Some future directions that arose from conversations had during the exhibit, are centred around the function of the lights, the shape of the shoulder deployment section, and the level of control granted to the user. If we continued this project, we would love to add more details to the LED features. The ability to change colours while wearing the dress, to manipulate the effects that the lights play (not just fade up/ down) and have some way for the colour to respond to the environment. Furthermore, we would like to explore other ways to enhance the shape of the user through moving parts of the garment, through scales similar to our initial prototype, or features like our final shoulder deployment area, but located on other parts of the body. Finally, we would like to give our users further control over the garment and its shape and colour features.

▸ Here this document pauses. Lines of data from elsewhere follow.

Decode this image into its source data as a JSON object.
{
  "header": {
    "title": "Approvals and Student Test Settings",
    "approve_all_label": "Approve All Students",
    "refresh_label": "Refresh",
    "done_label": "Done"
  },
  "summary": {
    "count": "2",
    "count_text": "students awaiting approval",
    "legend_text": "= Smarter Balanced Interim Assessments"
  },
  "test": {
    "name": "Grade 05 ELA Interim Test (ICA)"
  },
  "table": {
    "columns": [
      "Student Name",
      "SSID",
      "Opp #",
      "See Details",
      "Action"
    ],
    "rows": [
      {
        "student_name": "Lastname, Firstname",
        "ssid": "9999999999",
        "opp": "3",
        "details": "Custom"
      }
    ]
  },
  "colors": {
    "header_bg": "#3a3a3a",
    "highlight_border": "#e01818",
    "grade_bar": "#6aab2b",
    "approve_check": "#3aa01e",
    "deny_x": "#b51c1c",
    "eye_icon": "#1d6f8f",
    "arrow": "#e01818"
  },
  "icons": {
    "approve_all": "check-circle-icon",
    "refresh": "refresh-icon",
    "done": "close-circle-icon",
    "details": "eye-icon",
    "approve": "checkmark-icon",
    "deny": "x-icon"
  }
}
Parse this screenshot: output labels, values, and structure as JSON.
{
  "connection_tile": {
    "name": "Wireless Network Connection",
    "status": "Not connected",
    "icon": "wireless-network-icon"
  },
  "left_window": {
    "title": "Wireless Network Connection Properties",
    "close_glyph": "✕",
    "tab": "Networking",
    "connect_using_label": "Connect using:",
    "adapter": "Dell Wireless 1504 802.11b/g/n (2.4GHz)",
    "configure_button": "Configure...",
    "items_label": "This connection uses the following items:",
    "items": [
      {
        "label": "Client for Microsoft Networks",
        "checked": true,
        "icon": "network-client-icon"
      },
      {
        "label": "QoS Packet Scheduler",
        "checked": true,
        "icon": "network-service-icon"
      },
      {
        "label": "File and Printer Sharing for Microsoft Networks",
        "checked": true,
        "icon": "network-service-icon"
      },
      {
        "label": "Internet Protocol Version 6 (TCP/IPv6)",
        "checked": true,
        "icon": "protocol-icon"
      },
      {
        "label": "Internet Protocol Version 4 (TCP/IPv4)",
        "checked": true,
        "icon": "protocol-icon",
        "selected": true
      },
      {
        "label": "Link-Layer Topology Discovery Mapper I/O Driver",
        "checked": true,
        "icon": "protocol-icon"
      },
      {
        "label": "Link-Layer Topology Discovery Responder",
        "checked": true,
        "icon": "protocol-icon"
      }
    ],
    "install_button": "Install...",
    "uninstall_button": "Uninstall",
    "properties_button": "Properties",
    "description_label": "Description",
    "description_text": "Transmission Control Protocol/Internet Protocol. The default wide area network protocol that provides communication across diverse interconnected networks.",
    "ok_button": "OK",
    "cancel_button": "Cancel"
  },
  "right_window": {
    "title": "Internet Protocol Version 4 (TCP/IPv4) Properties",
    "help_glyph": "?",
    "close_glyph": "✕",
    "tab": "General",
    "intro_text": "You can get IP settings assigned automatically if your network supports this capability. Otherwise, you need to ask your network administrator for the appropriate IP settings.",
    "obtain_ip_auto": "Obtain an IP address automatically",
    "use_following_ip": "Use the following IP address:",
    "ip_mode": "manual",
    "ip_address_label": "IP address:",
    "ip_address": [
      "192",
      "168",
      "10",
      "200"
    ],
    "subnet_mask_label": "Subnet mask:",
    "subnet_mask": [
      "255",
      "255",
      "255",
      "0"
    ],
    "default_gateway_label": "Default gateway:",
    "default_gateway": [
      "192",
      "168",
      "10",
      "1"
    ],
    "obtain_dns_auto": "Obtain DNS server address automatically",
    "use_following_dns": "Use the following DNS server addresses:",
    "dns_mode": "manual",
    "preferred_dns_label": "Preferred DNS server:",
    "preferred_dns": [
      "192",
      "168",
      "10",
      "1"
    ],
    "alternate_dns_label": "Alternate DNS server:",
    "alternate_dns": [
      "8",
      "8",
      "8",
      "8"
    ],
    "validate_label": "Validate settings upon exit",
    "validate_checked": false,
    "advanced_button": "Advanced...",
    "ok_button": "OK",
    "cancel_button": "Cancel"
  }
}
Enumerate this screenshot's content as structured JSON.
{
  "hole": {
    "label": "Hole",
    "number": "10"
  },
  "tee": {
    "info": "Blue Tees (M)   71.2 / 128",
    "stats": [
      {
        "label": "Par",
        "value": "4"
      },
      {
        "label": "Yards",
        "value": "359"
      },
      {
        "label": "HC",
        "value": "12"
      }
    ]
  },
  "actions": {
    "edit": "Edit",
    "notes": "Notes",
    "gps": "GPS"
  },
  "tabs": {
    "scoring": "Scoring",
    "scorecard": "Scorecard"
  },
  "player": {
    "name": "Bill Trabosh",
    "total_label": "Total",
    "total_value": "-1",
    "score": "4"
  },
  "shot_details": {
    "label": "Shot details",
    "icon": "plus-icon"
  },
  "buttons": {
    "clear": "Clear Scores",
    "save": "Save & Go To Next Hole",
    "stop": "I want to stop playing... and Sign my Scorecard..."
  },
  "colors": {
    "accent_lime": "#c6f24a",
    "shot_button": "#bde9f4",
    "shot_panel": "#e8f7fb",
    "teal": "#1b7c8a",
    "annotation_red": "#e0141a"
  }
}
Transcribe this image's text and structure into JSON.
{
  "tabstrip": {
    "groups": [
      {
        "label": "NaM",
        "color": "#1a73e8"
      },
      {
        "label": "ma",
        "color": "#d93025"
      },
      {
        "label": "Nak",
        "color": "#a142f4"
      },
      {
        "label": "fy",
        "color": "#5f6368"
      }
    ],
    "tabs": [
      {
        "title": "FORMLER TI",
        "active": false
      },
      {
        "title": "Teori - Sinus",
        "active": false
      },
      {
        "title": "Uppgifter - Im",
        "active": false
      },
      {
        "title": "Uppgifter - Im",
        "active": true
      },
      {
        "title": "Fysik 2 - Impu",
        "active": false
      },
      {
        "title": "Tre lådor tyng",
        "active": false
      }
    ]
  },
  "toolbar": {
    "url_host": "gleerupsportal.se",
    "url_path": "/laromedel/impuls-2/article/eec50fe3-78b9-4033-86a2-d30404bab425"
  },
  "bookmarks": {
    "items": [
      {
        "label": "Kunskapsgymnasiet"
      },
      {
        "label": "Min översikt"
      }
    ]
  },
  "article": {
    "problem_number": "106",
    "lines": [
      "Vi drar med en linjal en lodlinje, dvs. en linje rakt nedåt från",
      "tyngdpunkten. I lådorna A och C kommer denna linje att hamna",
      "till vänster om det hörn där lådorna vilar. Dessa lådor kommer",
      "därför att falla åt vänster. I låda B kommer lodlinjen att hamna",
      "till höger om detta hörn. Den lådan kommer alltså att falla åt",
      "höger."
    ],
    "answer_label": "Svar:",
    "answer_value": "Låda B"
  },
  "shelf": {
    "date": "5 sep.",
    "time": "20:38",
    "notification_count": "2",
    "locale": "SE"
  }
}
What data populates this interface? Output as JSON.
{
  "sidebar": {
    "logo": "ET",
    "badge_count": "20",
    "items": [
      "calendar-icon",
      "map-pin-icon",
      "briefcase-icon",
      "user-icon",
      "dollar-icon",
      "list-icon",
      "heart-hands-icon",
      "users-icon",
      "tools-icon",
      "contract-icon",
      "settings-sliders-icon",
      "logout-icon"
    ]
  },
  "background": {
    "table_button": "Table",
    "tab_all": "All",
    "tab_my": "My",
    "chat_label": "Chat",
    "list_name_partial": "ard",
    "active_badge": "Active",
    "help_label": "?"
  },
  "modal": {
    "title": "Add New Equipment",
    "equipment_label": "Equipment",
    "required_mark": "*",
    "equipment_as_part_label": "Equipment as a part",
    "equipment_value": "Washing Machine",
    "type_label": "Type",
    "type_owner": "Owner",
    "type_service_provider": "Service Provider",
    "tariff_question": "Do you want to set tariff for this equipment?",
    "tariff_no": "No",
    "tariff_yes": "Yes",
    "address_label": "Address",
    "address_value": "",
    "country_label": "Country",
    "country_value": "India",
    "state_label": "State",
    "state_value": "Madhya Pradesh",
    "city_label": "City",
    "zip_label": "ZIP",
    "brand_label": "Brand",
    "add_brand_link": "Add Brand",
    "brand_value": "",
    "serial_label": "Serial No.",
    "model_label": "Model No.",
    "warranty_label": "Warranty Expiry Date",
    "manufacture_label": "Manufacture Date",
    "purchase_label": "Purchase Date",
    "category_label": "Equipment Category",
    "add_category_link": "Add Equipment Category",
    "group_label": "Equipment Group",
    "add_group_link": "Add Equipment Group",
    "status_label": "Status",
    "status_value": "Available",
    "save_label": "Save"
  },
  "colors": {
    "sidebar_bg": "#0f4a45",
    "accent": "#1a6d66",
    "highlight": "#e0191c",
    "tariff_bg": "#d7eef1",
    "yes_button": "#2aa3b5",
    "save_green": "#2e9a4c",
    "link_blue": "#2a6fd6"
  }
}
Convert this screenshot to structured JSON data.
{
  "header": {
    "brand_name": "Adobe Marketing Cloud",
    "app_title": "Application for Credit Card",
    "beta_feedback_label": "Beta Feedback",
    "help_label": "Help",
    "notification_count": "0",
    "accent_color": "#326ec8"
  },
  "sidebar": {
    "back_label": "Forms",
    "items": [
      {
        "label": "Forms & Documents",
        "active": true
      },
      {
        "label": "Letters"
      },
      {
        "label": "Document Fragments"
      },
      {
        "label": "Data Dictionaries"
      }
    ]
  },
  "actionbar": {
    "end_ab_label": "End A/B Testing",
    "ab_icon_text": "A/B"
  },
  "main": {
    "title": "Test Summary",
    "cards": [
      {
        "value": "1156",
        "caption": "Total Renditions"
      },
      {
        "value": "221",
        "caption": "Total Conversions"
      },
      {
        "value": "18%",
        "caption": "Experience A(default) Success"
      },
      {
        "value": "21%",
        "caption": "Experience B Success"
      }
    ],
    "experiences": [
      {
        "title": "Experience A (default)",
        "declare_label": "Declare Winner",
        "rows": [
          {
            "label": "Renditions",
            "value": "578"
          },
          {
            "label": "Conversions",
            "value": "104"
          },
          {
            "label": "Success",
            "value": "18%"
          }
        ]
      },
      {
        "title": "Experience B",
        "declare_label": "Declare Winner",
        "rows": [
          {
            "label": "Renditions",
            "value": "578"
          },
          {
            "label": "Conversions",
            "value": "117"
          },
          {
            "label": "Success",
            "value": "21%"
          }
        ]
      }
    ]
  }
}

Rather than deciding that colour features can't be operated when the shape deployment is active, we'd like to give the user the ability to make that decision for themselves.

Overall the exhibit, and the project itself, has been an extremely enjoyable process. There have been a lot of challenges over the course of the semester, but rising to them and producing a final project prototype that our audience enjoyed interacting with, and a concept that was received positively was a fantastic experience.